Biermann stammt aus einer kommunistischen und jüdischen Familie. Sein Vater ließ sein Leben in der Hölle von Auschwitz und sein Sohn siedelte 1953 von Hamburg nach Ostdeutschland um, das er für den besseren deutschen Staat hielt. Hier erfuhr er anfangs Förderung, als seine Lieder sich jedoch immer kritischer auch mit der DDR auseinandersetzten, erließ die SED 1965 gegen ihn ein Auftrittsverbot. Jetzt konnten seine Lieder in der ostdeutschen Diktatur nur noch auf Schallplatten gehört werden, die illegal in die DDR geschmuggelt worden waren, oder auf Tonbandmitschnitten. Außerdem kursierten bei hohem persönlichem Risiko unter Oppositionellen zahlreiche Kopien seiner Texte. Trotz dieser Restriktionen fürchteten die Diktatoren weiterhin Biermanns Wort und seine Lieder.

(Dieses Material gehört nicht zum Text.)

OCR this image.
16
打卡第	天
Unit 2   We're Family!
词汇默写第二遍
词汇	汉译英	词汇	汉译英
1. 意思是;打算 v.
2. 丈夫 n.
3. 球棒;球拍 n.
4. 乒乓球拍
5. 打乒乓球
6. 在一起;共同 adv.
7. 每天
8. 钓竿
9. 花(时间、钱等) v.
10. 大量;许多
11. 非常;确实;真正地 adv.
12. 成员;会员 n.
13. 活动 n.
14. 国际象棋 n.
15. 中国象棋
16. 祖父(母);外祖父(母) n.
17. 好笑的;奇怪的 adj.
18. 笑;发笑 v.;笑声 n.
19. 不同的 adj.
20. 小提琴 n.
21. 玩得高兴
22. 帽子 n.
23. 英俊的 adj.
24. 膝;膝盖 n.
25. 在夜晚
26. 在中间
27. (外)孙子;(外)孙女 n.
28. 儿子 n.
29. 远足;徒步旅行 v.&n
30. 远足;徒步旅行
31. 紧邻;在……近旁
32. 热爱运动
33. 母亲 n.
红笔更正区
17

Diese Furcht verstärkte sich, als der Sänger begann seine Isolation zu durchbrechen und nach Jahren der „Wohnungskonzerte“ in der Prenzlauer Nikolaikirche auftrat.
Die Geheimpolizei – das Ministerium für Staatssicherheit – und die Politbürokraten als ihre Auftraggeber hatten jahrelang geschwankt, ob sie den Liedermacher verhaften lassen oder in eine Falle locken sollten, um ihn so aus dem Land zu verdrängen. So war die Ausbürgerung erstmals 1971 erwogen worden und wurde nach „Vorarbeiten“ der Geheimpolizei bereits im Oktober 1976 vom Politbüro der SED am 16. November beschlossen, als Biermann auf Einladung der IG Metall im Rahmen eines Jugendmonats am 13. November in der Kölner Sporthalle die Bühne betrat. Dabei war es letztlich ohne Belang, was der Künstler konkret sang oder vortrug. Das Kölner Konzert selbst umjubelten 7 000 Zuhörer und es wurde vom Hörfunk des Westdeutschen Rundfunk live übertragen. Erst diese Übertragungen machten Biermann in breiten Bevölkerungskreisen Ostdeutschlands bekannt. Während Dogmatiker in der SED ihren Staat diffamiert sahen, fühlten sich Oppositionelle und Kritiker der Diktatur bestätigt und ermutigt. Biermann war es in begeisternder Weise gelungen, sich für seine sozialistischen, wie er meinte kommunistischen, Ideale einzusetzen und trotzdem die stalinistische Diktatur zu kritisieren. Gleichzeitig formulierte er den Traum von der Einheit der Nation, einer starken „Linken“ und des demokratischen Sozialismus.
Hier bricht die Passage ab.